弱々しいその様子に、許子は昼過ぎに彼を見ていたことを思いだす。窓辺に見えた寝たきりの老人。その時は終末期医療の一つの形だと思ったが、今では別の見方ができる。彼の老人はベッドと一体になった端末によって、もう一つの村に没入しているはず。恐らくは九条の言う所の「生身では手に入れられない自由を謳歌している」のだ。
「えっと……」
「アンタ、さっき会うたな」
「あ、ああ、昼過ぎに家の外から見て――」
「そうやない。ひまわりの國の中でじゃ」
その言葉に、許子は思わず弾かれるように身を引いた。
あの、その、と口籠る許子に対し、老人は初めて微笑んでみせた。痙攣にも似た痛々しいものではあったが。
「碁に誘うたじゃろ」
許子は「あの時の」と言葉に出してから、咄嗟に口を押さえた。
「ええよ。あれはそうか、死んだ花田のアカウント使っとっちゃったのか」
この老人は一体何を言うつもりなのか。身震いもするが、穏やかな様子に心を許し、小さく頷く許子。

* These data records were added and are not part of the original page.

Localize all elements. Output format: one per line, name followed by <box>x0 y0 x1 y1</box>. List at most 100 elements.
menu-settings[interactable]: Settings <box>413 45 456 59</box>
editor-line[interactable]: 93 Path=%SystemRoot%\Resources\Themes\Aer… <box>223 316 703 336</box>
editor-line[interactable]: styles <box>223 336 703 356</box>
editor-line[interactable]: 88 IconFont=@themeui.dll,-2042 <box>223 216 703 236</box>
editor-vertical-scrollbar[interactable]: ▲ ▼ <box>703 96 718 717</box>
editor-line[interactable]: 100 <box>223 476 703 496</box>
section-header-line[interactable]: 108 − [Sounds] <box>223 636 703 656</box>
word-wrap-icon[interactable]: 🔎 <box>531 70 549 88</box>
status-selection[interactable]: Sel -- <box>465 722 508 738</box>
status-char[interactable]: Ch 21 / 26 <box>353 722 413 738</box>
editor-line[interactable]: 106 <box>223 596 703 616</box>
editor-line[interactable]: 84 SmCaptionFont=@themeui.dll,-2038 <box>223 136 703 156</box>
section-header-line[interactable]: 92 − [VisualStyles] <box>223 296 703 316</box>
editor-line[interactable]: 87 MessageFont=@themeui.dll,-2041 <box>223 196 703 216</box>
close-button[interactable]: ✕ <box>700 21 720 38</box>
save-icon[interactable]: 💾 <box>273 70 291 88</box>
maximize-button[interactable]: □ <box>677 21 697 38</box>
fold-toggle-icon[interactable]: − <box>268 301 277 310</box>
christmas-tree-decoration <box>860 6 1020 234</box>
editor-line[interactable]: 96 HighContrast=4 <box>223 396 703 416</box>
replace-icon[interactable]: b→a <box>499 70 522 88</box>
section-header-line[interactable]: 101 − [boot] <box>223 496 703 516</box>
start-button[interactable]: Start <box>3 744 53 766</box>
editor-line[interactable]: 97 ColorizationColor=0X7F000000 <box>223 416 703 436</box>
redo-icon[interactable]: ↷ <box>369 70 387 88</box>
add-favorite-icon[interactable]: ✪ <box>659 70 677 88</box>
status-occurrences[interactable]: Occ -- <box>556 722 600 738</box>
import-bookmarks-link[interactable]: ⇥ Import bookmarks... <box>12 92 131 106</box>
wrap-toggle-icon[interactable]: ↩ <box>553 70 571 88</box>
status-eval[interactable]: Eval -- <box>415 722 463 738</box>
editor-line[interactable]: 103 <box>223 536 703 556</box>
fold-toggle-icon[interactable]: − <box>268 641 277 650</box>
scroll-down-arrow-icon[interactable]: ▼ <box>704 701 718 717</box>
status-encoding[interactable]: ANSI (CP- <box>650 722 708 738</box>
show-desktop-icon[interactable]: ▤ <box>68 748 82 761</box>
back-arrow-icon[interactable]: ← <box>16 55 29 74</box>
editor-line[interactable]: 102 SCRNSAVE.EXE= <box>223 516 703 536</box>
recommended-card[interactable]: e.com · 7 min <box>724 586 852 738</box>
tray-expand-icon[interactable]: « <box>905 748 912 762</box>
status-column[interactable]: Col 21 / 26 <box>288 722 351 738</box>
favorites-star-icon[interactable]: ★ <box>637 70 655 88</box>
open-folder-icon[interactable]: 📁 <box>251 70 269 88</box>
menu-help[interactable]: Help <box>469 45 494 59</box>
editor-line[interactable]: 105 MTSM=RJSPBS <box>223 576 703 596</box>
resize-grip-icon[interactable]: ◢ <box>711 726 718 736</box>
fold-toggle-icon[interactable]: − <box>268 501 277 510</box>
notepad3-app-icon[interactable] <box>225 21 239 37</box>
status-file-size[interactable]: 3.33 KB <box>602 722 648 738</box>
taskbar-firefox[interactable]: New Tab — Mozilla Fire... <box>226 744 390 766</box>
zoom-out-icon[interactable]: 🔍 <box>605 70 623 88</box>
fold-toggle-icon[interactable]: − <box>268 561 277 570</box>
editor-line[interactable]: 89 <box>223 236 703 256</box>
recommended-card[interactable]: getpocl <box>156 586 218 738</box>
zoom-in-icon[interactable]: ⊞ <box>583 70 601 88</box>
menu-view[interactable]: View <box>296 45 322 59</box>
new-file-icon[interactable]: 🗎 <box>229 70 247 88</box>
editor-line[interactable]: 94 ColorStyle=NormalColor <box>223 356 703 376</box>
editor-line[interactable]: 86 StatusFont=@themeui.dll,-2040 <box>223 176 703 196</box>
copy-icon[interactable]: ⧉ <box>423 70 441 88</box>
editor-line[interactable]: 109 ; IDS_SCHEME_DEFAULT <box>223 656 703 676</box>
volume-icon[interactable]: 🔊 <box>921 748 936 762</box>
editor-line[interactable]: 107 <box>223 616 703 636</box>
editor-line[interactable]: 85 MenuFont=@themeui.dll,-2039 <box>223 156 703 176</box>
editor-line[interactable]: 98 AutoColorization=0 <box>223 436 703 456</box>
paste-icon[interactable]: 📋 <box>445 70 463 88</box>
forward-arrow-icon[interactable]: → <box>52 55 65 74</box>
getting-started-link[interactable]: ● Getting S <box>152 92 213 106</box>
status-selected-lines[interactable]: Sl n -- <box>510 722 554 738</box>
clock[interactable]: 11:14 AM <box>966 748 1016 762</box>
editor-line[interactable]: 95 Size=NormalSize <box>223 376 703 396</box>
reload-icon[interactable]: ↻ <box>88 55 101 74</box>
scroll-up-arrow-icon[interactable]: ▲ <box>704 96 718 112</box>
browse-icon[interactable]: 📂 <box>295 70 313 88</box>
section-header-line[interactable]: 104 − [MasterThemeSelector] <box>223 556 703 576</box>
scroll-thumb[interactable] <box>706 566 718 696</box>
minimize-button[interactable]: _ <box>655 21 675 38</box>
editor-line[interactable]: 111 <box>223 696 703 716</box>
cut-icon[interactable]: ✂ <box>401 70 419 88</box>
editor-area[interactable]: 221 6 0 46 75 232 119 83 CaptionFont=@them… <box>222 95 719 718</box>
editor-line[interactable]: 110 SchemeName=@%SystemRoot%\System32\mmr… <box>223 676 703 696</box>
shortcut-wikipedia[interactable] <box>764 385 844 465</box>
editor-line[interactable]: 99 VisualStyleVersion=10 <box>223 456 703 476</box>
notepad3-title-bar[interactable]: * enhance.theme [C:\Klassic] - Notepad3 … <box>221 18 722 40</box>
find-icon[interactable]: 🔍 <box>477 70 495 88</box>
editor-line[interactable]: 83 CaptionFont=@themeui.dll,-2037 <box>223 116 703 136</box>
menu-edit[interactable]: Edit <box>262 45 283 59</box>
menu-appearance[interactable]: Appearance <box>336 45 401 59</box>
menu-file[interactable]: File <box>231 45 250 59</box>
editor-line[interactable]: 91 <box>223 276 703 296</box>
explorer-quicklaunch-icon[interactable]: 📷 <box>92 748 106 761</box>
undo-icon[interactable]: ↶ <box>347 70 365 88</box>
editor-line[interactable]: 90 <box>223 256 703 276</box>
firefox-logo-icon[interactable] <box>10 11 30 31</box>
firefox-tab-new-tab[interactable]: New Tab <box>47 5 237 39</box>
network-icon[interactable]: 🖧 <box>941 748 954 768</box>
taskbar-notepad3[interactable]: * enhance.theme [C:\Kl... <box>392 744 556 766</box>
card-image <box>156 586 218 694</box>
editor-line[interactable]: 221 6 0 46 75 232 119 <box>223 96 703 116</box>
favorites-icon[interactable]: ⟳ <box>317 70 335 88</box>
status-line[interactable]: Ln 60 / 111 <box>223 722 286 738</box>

「ええもんやな。俺は動けんけぇど、ああしてアバターなら村の中を歩ける」
アバターということは、あの時、ベンチに腰かけていた老人は投影されていただけの幻という訳だ。それに対して少しでも反応してしまったのだから、こうして自身がログインしていた事が露見してもおかしくない。つくづく危ない橋を渡っていたのだと、許子は肝を冷やす。
「あ、あの、私は、理由があって――」
「アンタに、話したいことがあるんじゃ」
許子の言葉を遮って。
虚ろな表情とはそぐわない、強い意思を秘めた言葉に息を呑んだ。
借りた浴衣の襟を合わせ、許子は縁側へと出る。老夫妻は既に寝入った後だ。
ジージーと
あの中では、今でも老人達が西日に照らされて遊んでいるのだろうか。ここに在るのに、ここには無い世界で。
――ひまわりの國なぞ、まやかしじゃ。
最後、老人が吐いた言葉に、許子は正しく反応できなかった。
――何が御詞じゃ。全部、作り物で、騙されとるだけじゃ。
老人が語ったのは、この村を覆った影の、その元になった像。